Merci à François Bon, qui a accueilli sur Publie.net les Carnets Lointains, et le Manuel anti-onirique.

lundi 14 février 2011

L'∞, 20

Il faudra partir ; la lumière qui décroît indique très sûrement que les instants passent, que le temps qu'on a laissé filer, à la frontière de ce monde et de l'∞, nous rattrape, qu'il nous rapproche du train de 19h28, c'est-à-dire de la longue suite mécanique qui durera des heures, parenthèse suspendue dans laquelle il ne sert à rien de se débattre, et avec laquelle on sait qu'aucun assouplissement n'est possible, escaliers mécaniques, métro, escaliers mécaniques, train, longuement, escaliers mécaniques, métro, escaliers mécaniques, tout cela dans les grincements et les bruits sourds, alternance inharmonique, puis enfin, le retour à l'air libre, pour quelques instants, après la longue suite de respirations de cet air particulier qu'on ne trouve que dans les gares, et qui est décidément une composante étouffante du voyage.

C'est toujours la même question qui revient, comment ne pas étouffer dans la mécanique des heures ?

Il faudra partir, quelque chose se profile comme, dans le temps, une réponse à la frontière spatiale aux bords de laquelle on se tenait sans bouger, frontière entre un maintenant, aux bords de l∞, et un autre maintenant, confiné dans l'air pressurisé d'un TGV. Quelque chose se resserre lentement, qui est sans doute le moment où, par quelque déni de vertige, il faudra basculer de l'un dans l'autre, il faudra se laisser tomber en arrière, sans regarder derrière soi, surtout ne pas regarder, et repartir de là d'où on vient. Repartir ne sert à rien, repartir pour revenir la semaine prochaine, pour ensuite s'arrêter de la même manière au bord de la mer ulysséenne, regarder encore une fois son déploiement, et une fois de plus, repartir en arrière, en ayant seulement regardé l'∞ possible, en ayant seulement croisé la possibilité d'Ulysse.

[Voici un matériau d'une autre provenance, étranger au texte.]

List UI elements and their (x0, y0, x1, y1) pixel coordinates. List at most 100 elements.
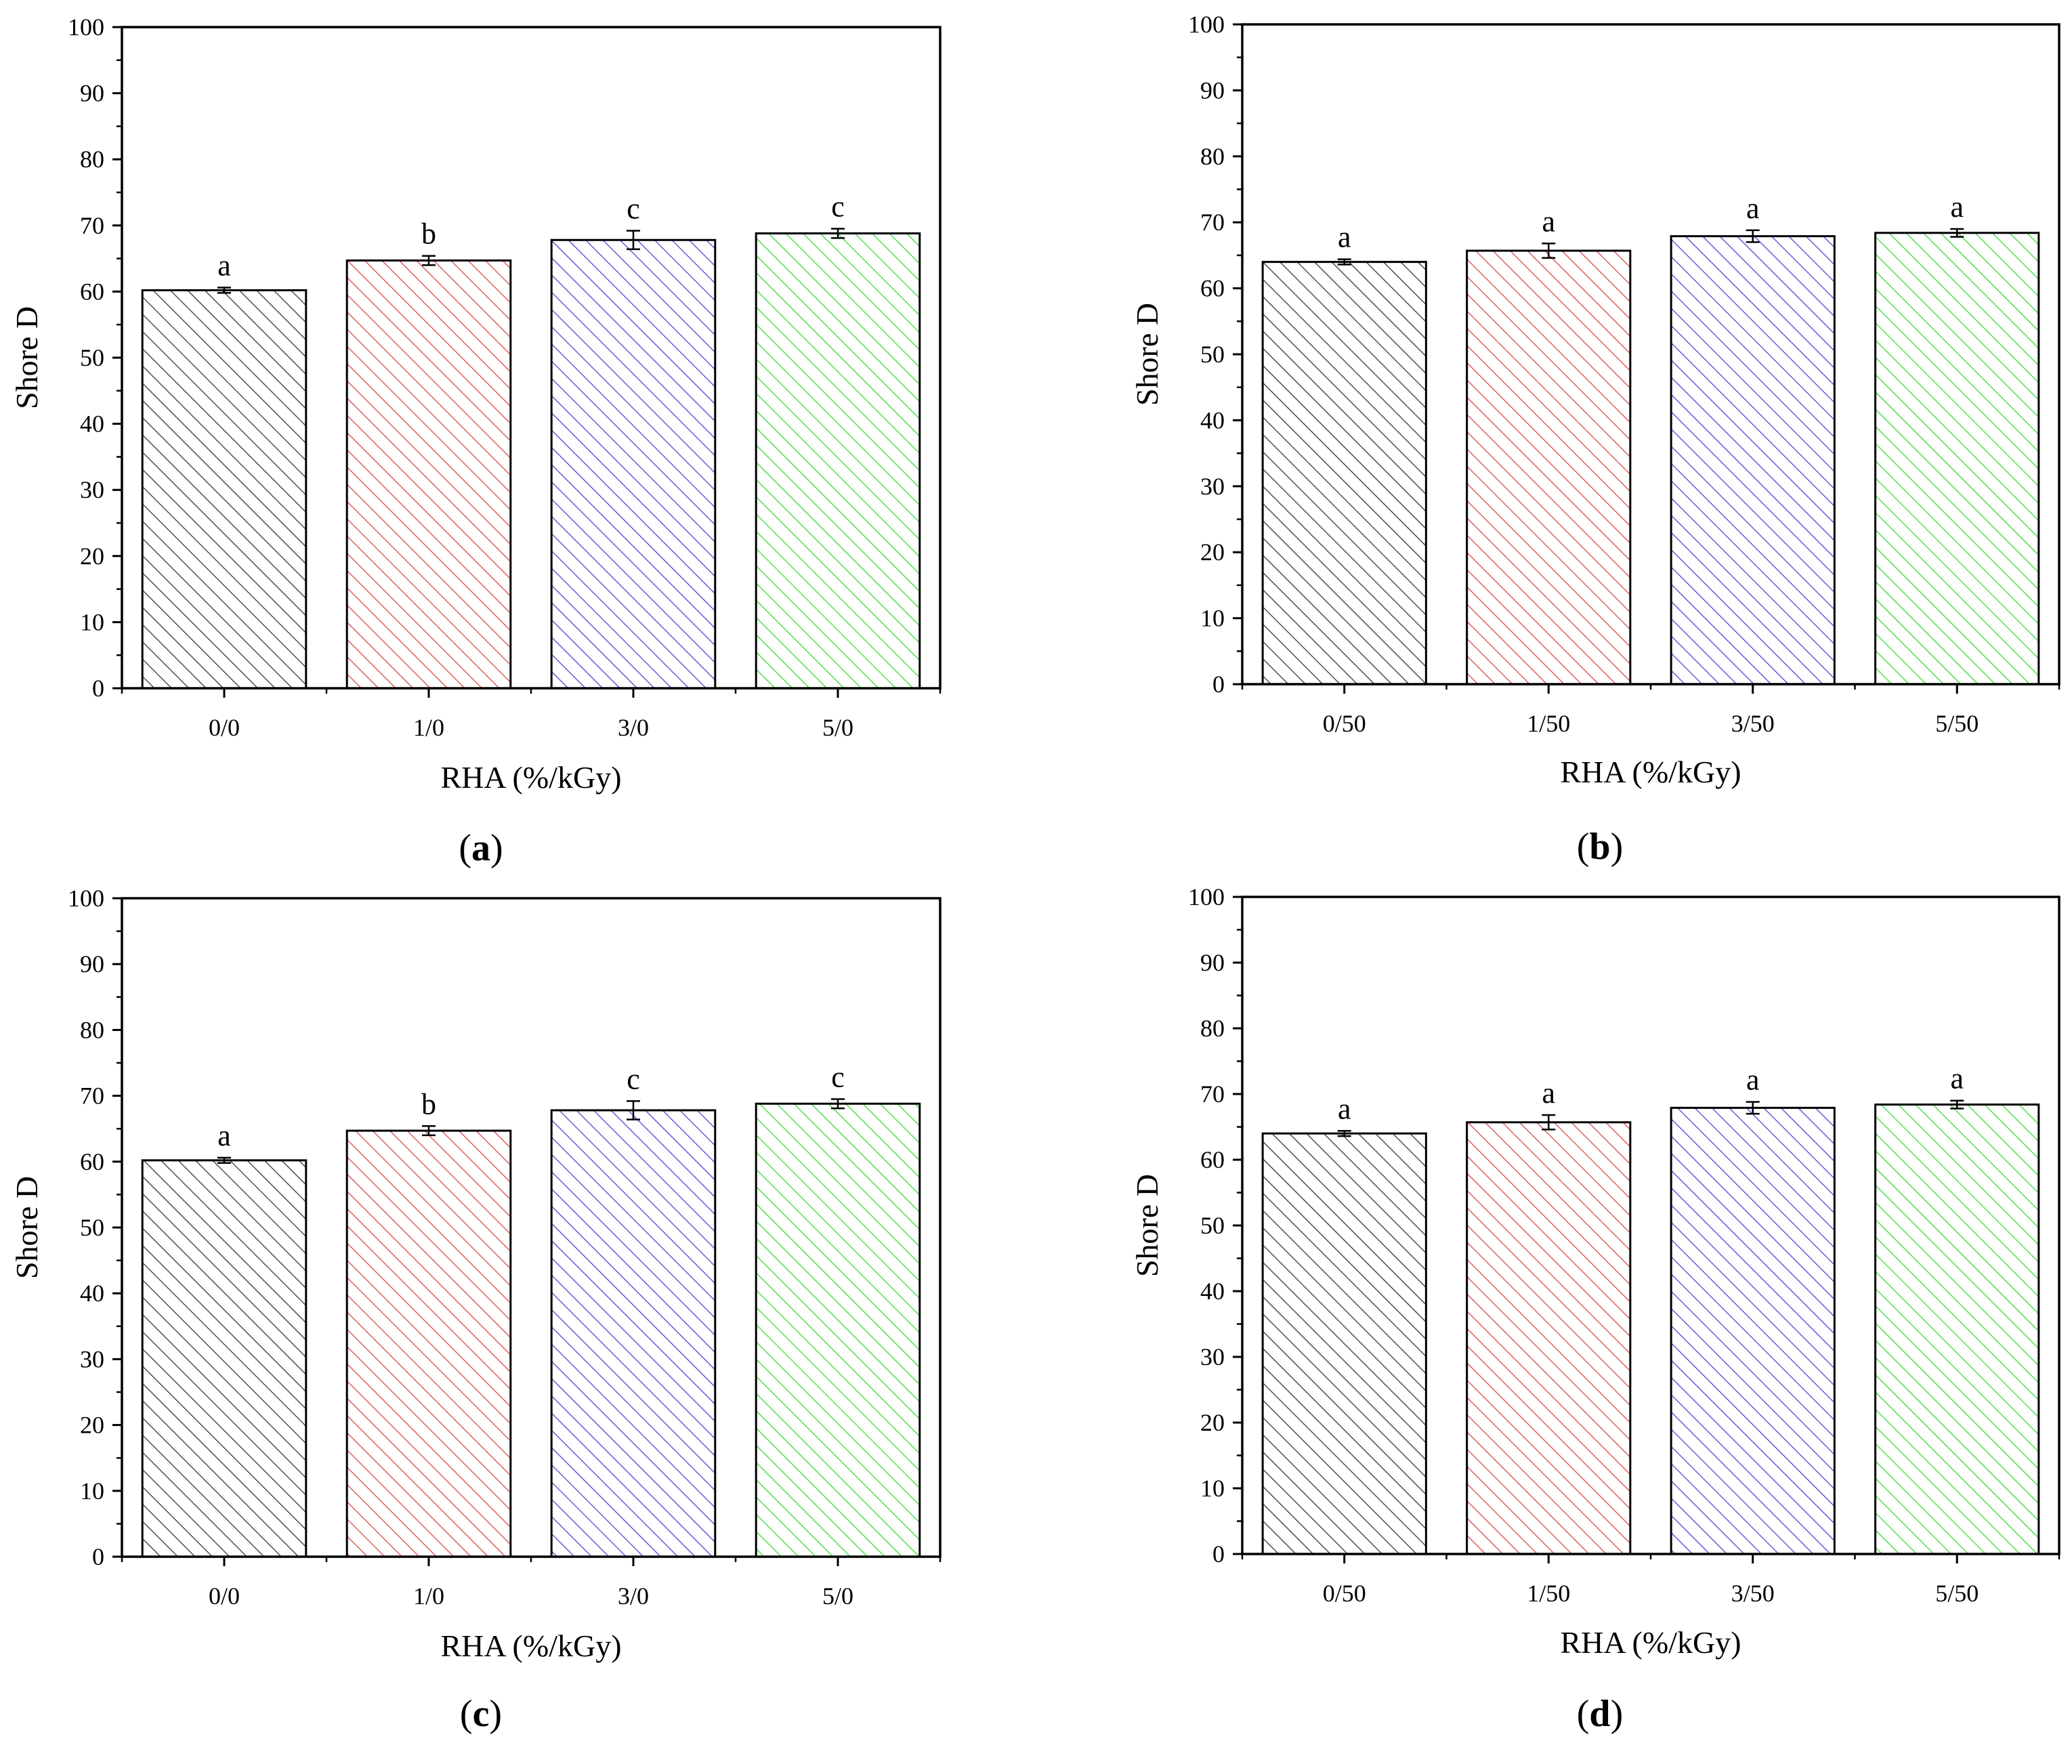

Mais de la possibilité d'Ulysse, le mouvement de bascule se fera en arrière, on basculera en arrière, dans la longue suite mécanique et grinçante du voyage. À croire que cette mécanique s'attache à broyer les possibles.

dimanche 13 février 2011

L'∞, 19

Il y aura bien un moment t du temps, duquel il faudra partir, s'abstraire de cette pure contemplation de l'∞, au sens où l'abstraction est d'abord séparation, quelles que soient les élaborations que plus tard on en aura voulu faire. Le couperet sec de l'abstraction tombera, dont le bruit dissonant est déjà annoncé, et que pour le moment on s'attache à oublier dans le clapotement de la mer, qui aussi fait oublier, par sa seule grâce suffisante, la rumeur de la ville, et le grondement des embouteillages, et des moteurs, et tout ce vacarme là qu'on n'aurait pu oublier sans elle, qui auraient enfoncé des coins dans notre boîte crânienne, là même où nous ignorions les jointures. Il y aura donc un moment (nous trois, pions isolés de la stratégie du rêve, le savons déjà et le redoutons) où l'abstraction déchirante nous ôtera la possibilité d'Ulysse.

Peut-être est-ce cela, cette prescience tacite, qui nous tient, immobiles, au bord de ce monde, en même temps qu'aux bords de l'∞. Qui nous tient, silencieux, de ne pouvoir être dite.

Nous sommes debout, immobiles, à la frontière, pure ligne, passage entre des mondes, lieu contradictoire sans extension spatiale, pur lieu sans doute de notre contemplation de la mer, en nous seuls atteignable, qui nous traverse de part en part, qui est tout autant la fin de notre monde, auquel encore pour quelques instants nous tournons le dos, que le début de possibilités ∞es dont nous ne saisirons que les premiers déploiements dans les couleurs du crépuscule, nuances interminables, qu'il faut bien se contenter de regarder dans le silence de notre attente. Toutes les attentes sont silencieuses. La nôtre, celle de pions sur l'échiquier des rêves possibles, l'est plus encore. Nous savons qu'une parole, une simple discordance de la voix, détruirait la possibilité d'Ulysse.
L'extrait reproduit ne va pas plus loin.